Figure 2. HRV16 infection leads to mislocalisation of nuclear proteins.

Ohio-HeLa cells grown on coverslips were infected without (mock) or with HRV16 as per Figure 1; cells were fixed at the indicated times and permeabilized, and then probed with the indicated pairs of primary antibodies, followed by Alexa 488 and Alexa-568 conjugated secondary antibodies. Fluorescence was imaged by CLSM (see Materials and Methods). In each panel, images on the left depict localisation of HRV16 proteins (green channel) and the images in the middle depict localisation of cellular proteins (red channel), with the merged image on the right.

Figure 3. Active 3C protease is sufficient to degrade nuclear proteins/nucleoporins in transfected cells.

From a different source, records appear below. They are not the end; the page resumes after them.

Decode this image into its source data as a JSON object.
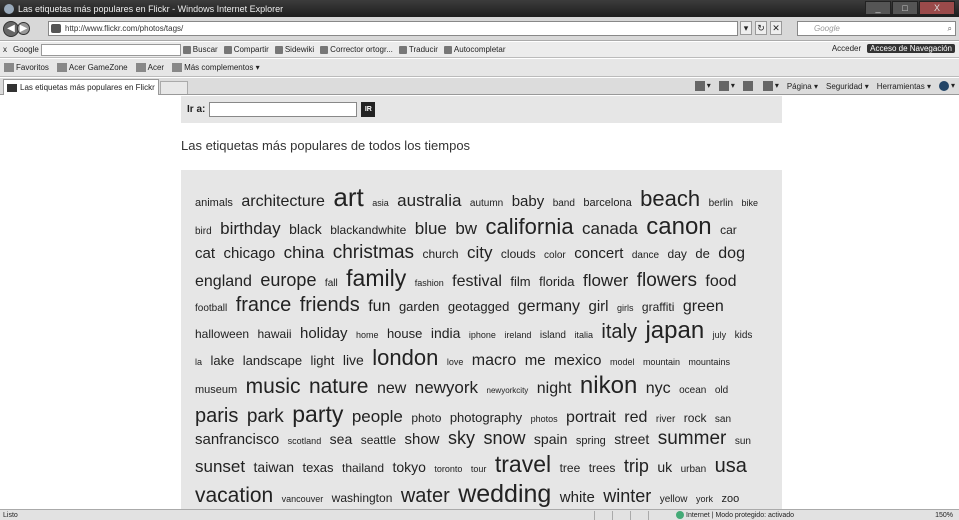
{
  "window": {
    "title": "Las etiquetas más populares en Flickr - Windows Internet Explorer",
    "minimize": "_",
    "maximize": "□",
    "close": "X"
  },
  "address": {
    "url": "http://www.flickr.com/photos/tags/",
    "search_placeholder": "Google",
    "search_icon": "search-icon"
  },
  "google_toolbar": {
    "label": "Google",
    "items": [
      "Buscar",
      "Compartir",
      "Sidewiki",
      "Corrector ortogr...",
      "Traducir",
      "Autocompletar"
    ],
    "acceder": "Acceder",
    "badge": "Acceso de Navegación"
  },
  "favorites": {
    "items": [
      "Favoritos",
      "Acer GameZone",
      "Acer",
      "Más complementos ▾"
    ]
  },
  "tab": {
    "label": "Las etiquetas más populares en Flickr"
  },
  "commands": [
    "Página ▾",
    "Seguridad ▾",
    "Herramientas ▾"
  ],
  "page": {
    "goto_label": "Ir a:",
    "goto_button": "IR",
    "heading": "Las etiquetas más populares de todos los tiempos"
  },
  "tags": [
    {
      "t": "animals",
      "s": 11
    },
    {
      "t": "architecture",
      "s": 16
    },
    {
      "t": "art",
      "s": 26
    },
    {
      "t": "asia",
      "s": 9
    },
    {
      "t": "australia",
      "s": 17
    },
    {
      "t": "autumn",
      "s": 10
    },
    {
      "t": "baby",
      "s": 15
    },
    {
      "t": "band",
      "s": 10
    },
    {
      "t": "barcelona",
      "s": 11
    },
    {
      "t": "beach",
      "s": 22
    },
    {
      "t": "berlin",
      "s": 10
    },
    {
      "t": "bike",
      "s": 9
    },
    {
      "t": "bird",
      "s": 10
    },
    {
      "t": "birthday",
      "s": 17
    },
    {
      "t": "black",
      "s": 14
    },
    {
      "t": "blackandwhite",
      "s": 12
    },
    {
      "t": "blue",
      "s": 17
    },
    {
      "t": "bw",
      "s": 17
    },
    {
      "t": "california",
      "s": 22
    },
    {
      "t": "canada",
      "s": 17
    },
    {
      "t": "canon",
      "s": 24
    },
    {
      "t": "car",
      "s": 12
    },
    {
      "t": "cat",
      "s": 15
    },
    {
      "t": "chicago",
      "s": 15
    },
    {
      "t": "china",
      "s": 17
    },
    {
      "t": "christmas",
      "s": 19
    },
    {
      "t": "church",
      "s": 12
    },
    {
      "t": "city",
      "s": 17
    },
    {
      "t": "clouds",
      "s": 12
    },
    {
      "t": "color",
      "s": 10
    },
    {
      "t": "concert",
      "s": 15
    },
    {
      "t": "dance",
      "s": 10
    },
    {
      "t": "day",
      "s": 12
    },
    {
      "t": "de",
      "s": 13
    },
    {
      "t": "dog",
      "s": 16
    },
    {
      "t": "england",
      "s": 16
    },
    {
      "t": "europe",
      "s": 18
    },
    {
      "t": "fall",
      "s": 10
    },
    {
      "t": "family",
      "s": 23
    },
    {
      "t": "fashion",
      "s": 9
    },
    {
      "t": "festival",
      "s": 16
    },
    {
      "t": "film",
      "s": 13
    },
    {
      "t": "florida",
      "s": 13
    },
    {
      "t": "flower",
      "s": 17
    },
    {
      "t": "flowers",
      "s": 19
    },
    {
      "t": "food",
      "s": 16
    },
    {
      "t": "football",
      "s": 10
    },
    {
      "t": "france",
      "s": 20
    },
    {
      "t": "friends",
      "s": 20
    },
    {
      "t": "fun",
      "s": 16
    },
    {
      "t": "garden",
      "s": 13
    },
    {
      "t": "geotagged",
      "s": 13
    },
    {
      "t": "germany",
      "s": 16
    },
    {
      "t": "girl",
      "s": 15
    },
    {
      "t": "girls",
      "s": 9
    },
    {
      "t": "graffiti",
      "s": 12
    },
    {
      "t": "green",
      "s": 16
    },
    {
      "t": "halloween",
      "s": 12
    },
    {
      "t": "hawaii",
      "s": 12
    },
    {
      "t": "holiday",
      "s": 15
    },
    {
      "t": "home",
      "s": 9
    },
    {
      "t": "house",
      "s": 13
    },
    {
      "t": "india",
      "s": 14
    },
    {
      "t": "iphone",
      "s": 9
    },
    {
      "t": "ireland",
      "s": 9
    },
    {
      "t": "island",
      "s": 10
    },
    {
      "t": "italia",
      "s": 9
    },
    {
      "t": "italy",
      "s": 20
    },
    {
      "t": "japan",
      "s": 24
    },
    {
      "t": "july",
      "s": 9
    },
    {
      "t": "kids",
      "s": 10
    },
    {
      "t": "la",
      "s": 9
    },
    {
      "t": "lake",
      "s": 13
    },
    {
      "t": "landscape",
      "s": 13
    },
    {
      "t": "light",
      "s": 13
    },
    {
      "t": "live",
      "s": 14
    },
    {
      "t": "london",
      "s": 22
    },
    {
      "t": "love",
      "s": 9
    },
    {
      "t": "macro",
      "s": 16
    },
    {
      "t": "me",
      "s": 15
    },
    {
      "t": "mexico",
      "s": 15
    },
    {
      "t": "model",
      "s": 9
    },
    {
      "t": "mountain",
      "s": 9
    },
    {
      "t": "mountains",
      "s": 9
    },
    {
      "t": "museum",
      "s": 11
    },
    {
      "t": "music",
      "s": 21
    },
    {
      "t": "nature",
      "s": 21
    },
    {
      "t": "new",
      "s": 16
    },
    {
      "t": "newyork",
      "s": 17
    },
    {
      "t": "newyorkcity",
      "s": 8
    },
    {
      "t": "night",
      "s": 16
    },
    {
      "t": "nikon",
      "s": 24
    },
    {
      "t": "nyc",
      "s": 16
    },
    {
      "t": "ocean",
      "s": 10
    },
    {
      "t": "old",
      "s": 10
    },
    {
      "t": "paris",
      "s": 20
    },
    {
      "t": "park",
      "s": 19
    },
    {
      "t": "party",
      "s": 23
    },
    {
      "t": "people",
      "s": 17
    },
    {
      "t": "photo",
      "s": 12
    },
    {
      "t": "photography",
      "s": 13
    },
    {
      "t": "photos",
      "s": 9
    },
    {
      "t": "portrait",
      "s": 16
    },
    {
      "t": "red",
      "s": 16
    },
    {
      "t": "river",
      "s": 10
    },
    {
      "t": "rock",
      "s": 12
    },
    {
      "t": "san",
      "s": 10
    },
    {
      "t": "sanfrancisco",
      "s": 15
    },
    {
      "t": "scotland",
      "s": 9
    },
    {
      "t": "sea",
      "s": 14
    },
    {
      "t": "seattle",
      "s": 12
    },
    {
      "t": "show",
      "s": 15
    },
    {
      "t": "sky",
      "s": 18
    },
    {
      "t": "snow",
      "s": 18
    },
    {
      "t": "spain",
      "s": 14
    },
    {
      "t": "spring",
      "s": 11
    },
    {
      "t": "street",
      "s": 14
    },
    {
      "t": "summer",
      "s": 19
    },
    {
      "t": "sun",
      "s": 10
    },
    {
      "t": "sunset",
      "s": 17
    },
    {
      "t": "taiwan",
      "s": 14
    },
    {
      "t": "texas",
      "s": 13
    },
    {
      "t": "thailand",
      "s": 12
    },
    {
      "t": "tokyo",
      "s": 14
    },
    {
      "t": "toronto",
      "s": 9
    },
    {
      "t": "tour",
      "s": 9
    },
    {
      "t": "travel",
      "s": 23
    },
    {
      "t": "tree",
      "s": 12
    },
    {
      "t": "trees",
      "s": 12
    },
    {
      "t": "trip",
      "s": 18
    },
    {
      "t": "uk",
      "s": 14
    },
    {
      "t": "urban",
      "s": 10
    },
    {
      "t": "usa",
      "s": 20
    },
    {
      "t": "vacation",
      "s": 21
    },
    {
      "t": "vancouver",
      "s": 9
    },
    {
      "t": "washington",
      "s": 12
    },
    {
      "t": "water",
      "s": 20
    },
    {
      "t": "wedding",
      "s": 25
    },
    {
      "t": "white",
      "s": 15
    },
    {
      "t": "winter",
      "s": 18
    },
    {
      "t": "yellow",
      "s": 10
    },
    {
      "t": "york",
      "s": 9
    },
    {
      "t": "zoo",
      "s": 11
    }
  ],
  "status": {
    "left": "Listo",
    "zone": "Internet | Modo protegido: activado",
    "zoom": "150%"
  }
}
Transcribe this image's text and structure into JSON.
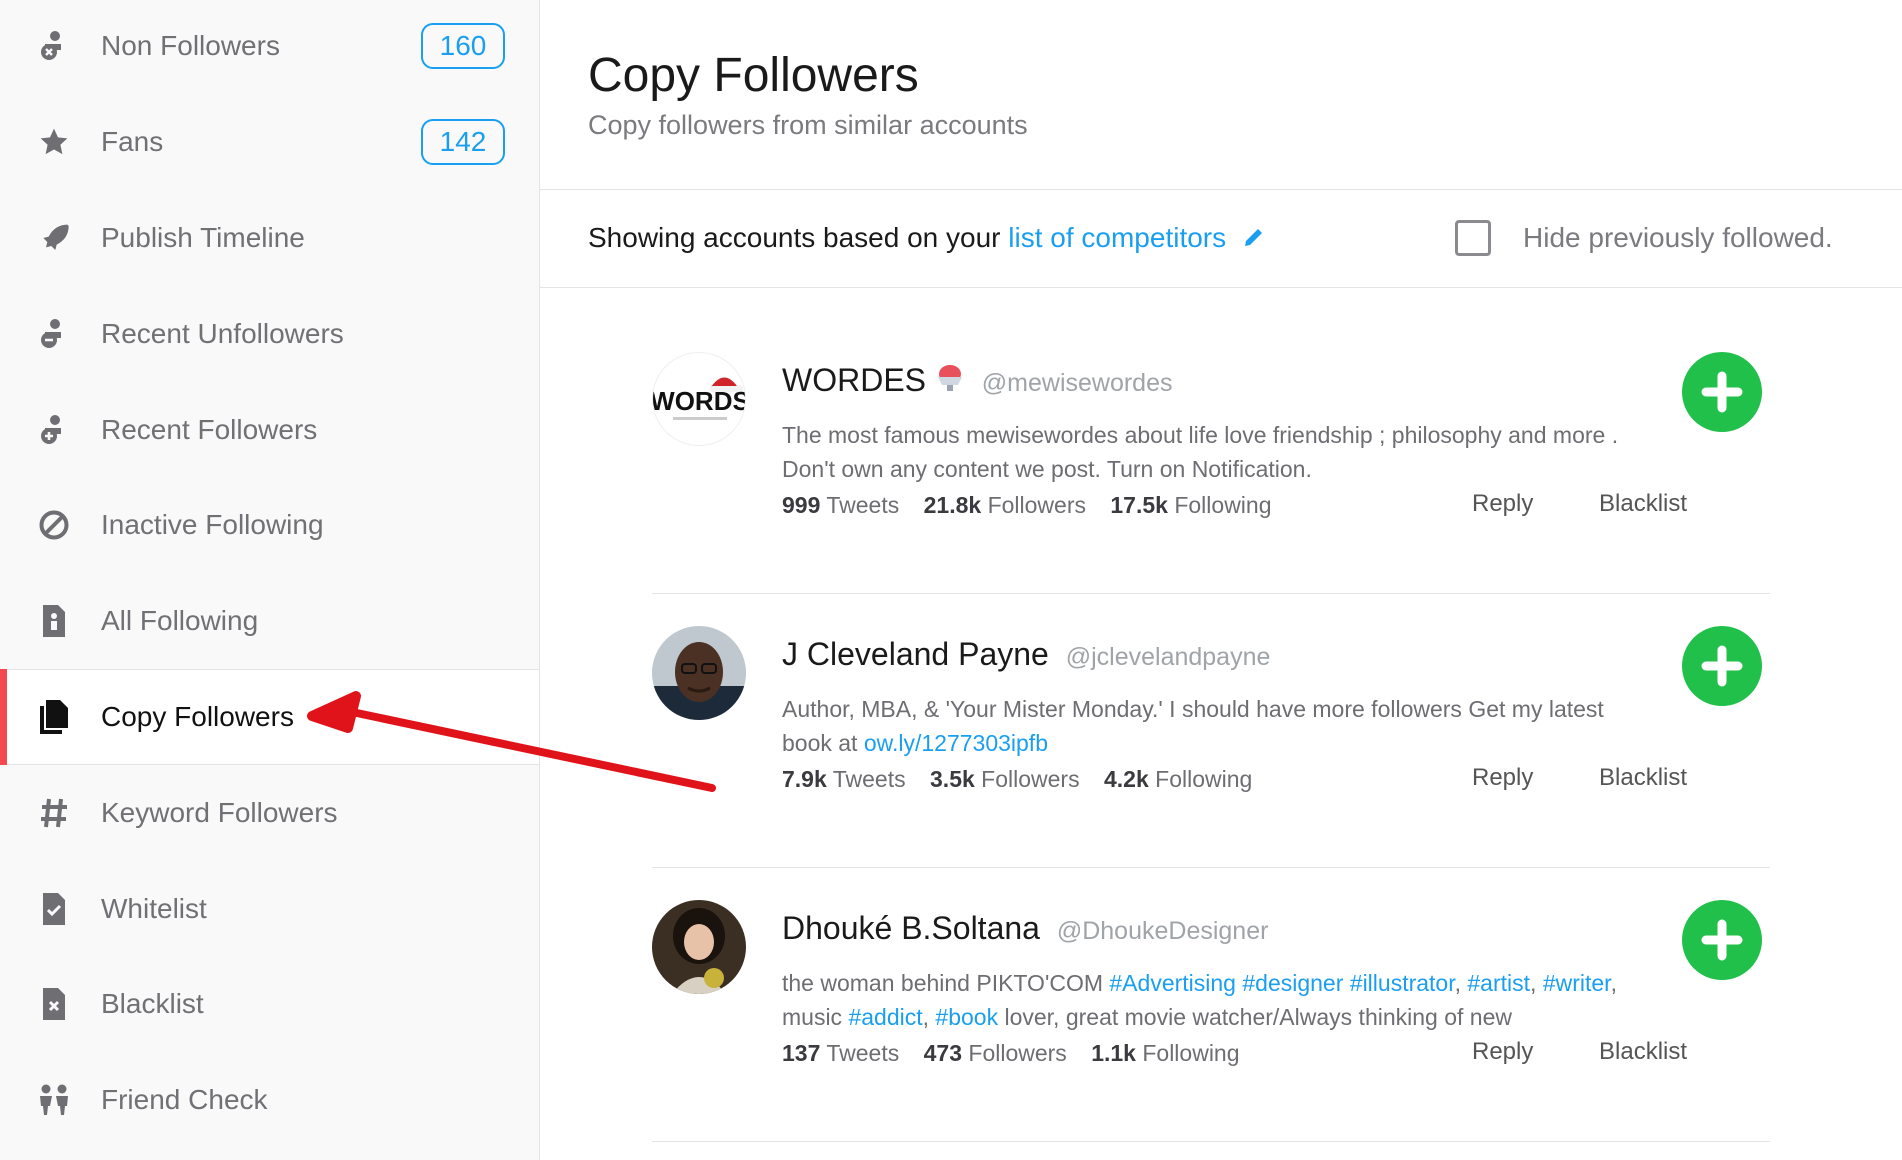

(Ai) COS-7 cells transfected to express either GFP-3C or GFP-3Cinac were trypsinized 18 h after transfection, harvested in ice-cold PBS and FACS sorted to collect GFP-expressing cells. Cells were then lysed using RIPA buffer plus protease and phosphatase inhibitors and lysates were subjected to Western analysis as per Figure 1A; untransfected cells were lysed similarly and used as control. The antibodies used are shown on the left of the figure. The arrow in the nucleolin blot denotes a clear cleavage product, with the approximate molecular weight (kDa) indicated on the right. (Aii) Results for densitometric analysis of nucleolin and Nup153 protein bands such as those shown in Figure 3Ai, where data were normalised to the corresponding value of tubulin, relative to the corresponding value for the control sample. Densitometric analyses were performed using ImageJ; values represent the mean (+ SD) from two independent experiments (Bi) Ohio-Hela whole cell lysates were incubated with 4 units of HRV14 3C protease at 37°C for the indicated incubation times, subsequent to SDS-PAGE on 10% gels and Western analysis as per Figure 1A. (Bii) Plot of densitometric analysis of protein bands in (Bi), where data were normalised to the corresponding values for tubulin, relative to 0 h samples. Densitometric analyses were performed using Image J and values were the mean of two different experiments (± SD). (C) COS-7 cells transfected to express either GFP-3C or GFP-3Cinac were fixed and permeabilized 18 h post-transfection, and immunostained as described in Figure 2 with the indicated primary and Alexa-568 conjugated secondary antibodies. Fluorescence was imaged by CLSM (see Materials and Methods). In each panel, images on the left depict localisation of HRV16 proteins (green channel) and the images in the middle depict localisation of cellular proteins (red channel), with the merged image on the right.

Figure 4. Schematic representation of proposed FG-Nup cleavage by 2A and 3C proteases during HRV16 infection.

During infection with HRV16, the initial cleavage event within the nuclear pore is mediated by 2A protease and leads to Nup98 cleavage (1). Cleavage of Nup153 by 3C protease occurs at approximately 6–9 h p.i. correlating with the localisation of 3C in the nucleus (2). Mislocalisation of SC35 from nuclear speckles to the nucleus and cytoplasm and mislocalisation of hnRNP-A1 from the nucleus to the cytoplasm is detected at 6 h p.i. (3). Cleavage of Nup62 by 2A protease occurs later, between 9–24 h p.i. (4). Nups that were cleaved during infection are shown in red type while Nups that were unaffected during infection are shown in black type.